Read your Bible. That is an excellent way to honor it.
Study and share not just the verses, but the context, the history, the complexity. And don’t over-interpret. Let the Holy Spirit speak.
Pursue authentic relationship.
Multiple verses in Scripture remind us that the Word lives in each of us; so don’t mistake engaging with Bible text for engaging with the Word as
manifested in each other.
Don’t hit the send button on an email or tweet when what you need to do is pick up the phone and talk to your friend in need; don’t substitute a status
update for meaningful relationship.
Don’t just broadcast when you can disciple.
The Church is the antidote to
isolation and alienation.
Finally, remember that the Church is the antidote to the isolation and alienation of this digital age.
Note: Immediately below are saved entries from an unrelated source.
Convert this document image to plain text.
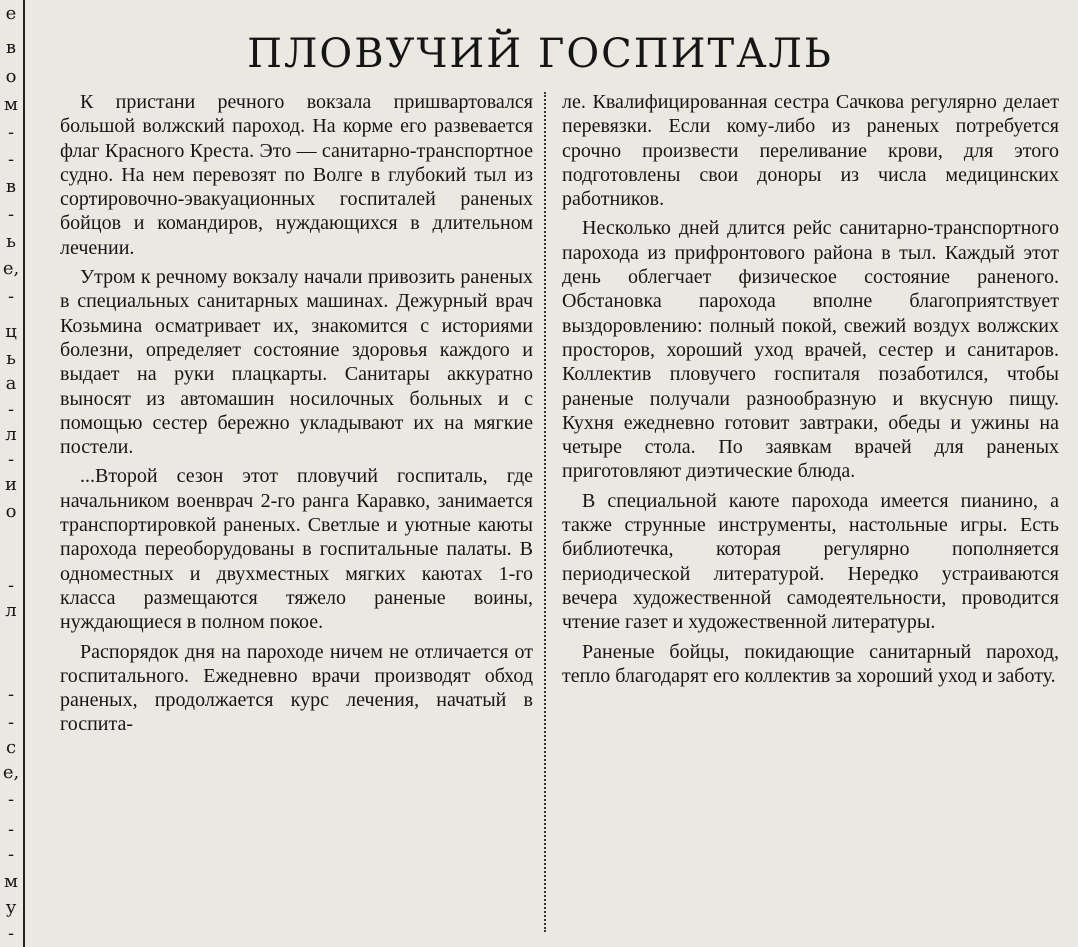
е
в
о
м
-
-
в
-
ь
е,
-
ц
ь
а
-
л
-
и
о
-
л
-
-
с
е,
-
-
-
м
у
-
ПЛОВУЧИЙ ГОСПИТАЛЬ

К пристани речного вокзала пришвартовался большой волжский пароход. На корме его развевается флаг Красного Креста. Это — санитарно-транспортное судно. На нем перевозят по Волге в глубокий тыл из сортировочно-эвакуационных госпиталей раненых бойцов и командиров, нуждающихся в длительном лечении.

Утром к речному вокзалу начали привозить раненых в специальных санитарных машинах. Дежурный врач Козьмина осматривает их, знакомится с историями болезни, определяет состояние здоровья каждого и выдает на руки плацкарты. Санитары аккуратно выносят из автомашин носилочных больных и с помощью сестер бережно укладывают их на мягкие постели.

...Второй сезон этот пловучий госпиталь, где начальником военврач 2-го ранга Каравко, занимается транспортировкой раненых. Светлые и уютные каюты парохода переоборудованы в госпитальные палаты. В одноместных и двухместных мягких каютах 1-го класса размещаются тяжело раненые воины, нуждающиеся в полном покое.

Распорядок дня на пароходе ничем не отличается от госпитального. Ежедневно врачи производят обход раненых, продолжается курс лечения, начатый в госпита-

ле. Квалифицированная сестра Сачкова регулярно делает перевязки. Если кому-либо из раненых потребуется срочно произвести переливание крови, для этого подготовлены свои доноры из числа медицинских работников.

Несколько дней длится рейс санитарно-транспортного парохода из прифронтового района в тыл. Каждый этот день облегчает физическое состояние раненого. Обстановка парохода вполне благоприятствует выздоровлению: полный покой, свежий воздух волжских просторов, хороший уход врачей, сестер и санитаров. Коллектив пловучего госпиталя позаботился, чтобы раненые получали разнообразную и вкусную пищу. Кухня ежедневно готовит завтраки, обеды и ужины на четыре стола. По заявкам врачей для раненых приготовляют диэтические блюда.

В специальной каюте парохода имеется пианино, а также струнные инструменты, настольные игры. Есть библиотечка, которая регулярно пополняется периодической литературой. Нередко устраиваются вечера художественной самодеятельности, проводится чтение газет и художественной литературы.

Раненые бойцы, покидающие санитарный пароход, тепло благодарят его коллектив за хороший уход и заботу.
Multiple times in Scripture (like Hebrews 10:24-25),
God commands us to pursue true community. The church was built, by Christ, to bring us into communion with him and with each other. Because God
knows that we are better together, that in a community of authentic relationships guided by his Word, we mend each other’s brokenness, and we have
both the mandate and privilege of building one another up, of engaging with the Word of God that we find not just in the Bible, but in each other. And so
we have the right tool!
…so is my word that goes out from my mouth:
It will not return to me empty, but will
accomplish what I desire and achieve the
purpose for which I sent it.
Isaiah 55:11 (NIV)
God is in control, friends. His Word is ﬂawless. Fear not, trust him. God’s Word, in whatever form it takes, will without fail accomplish his purpose.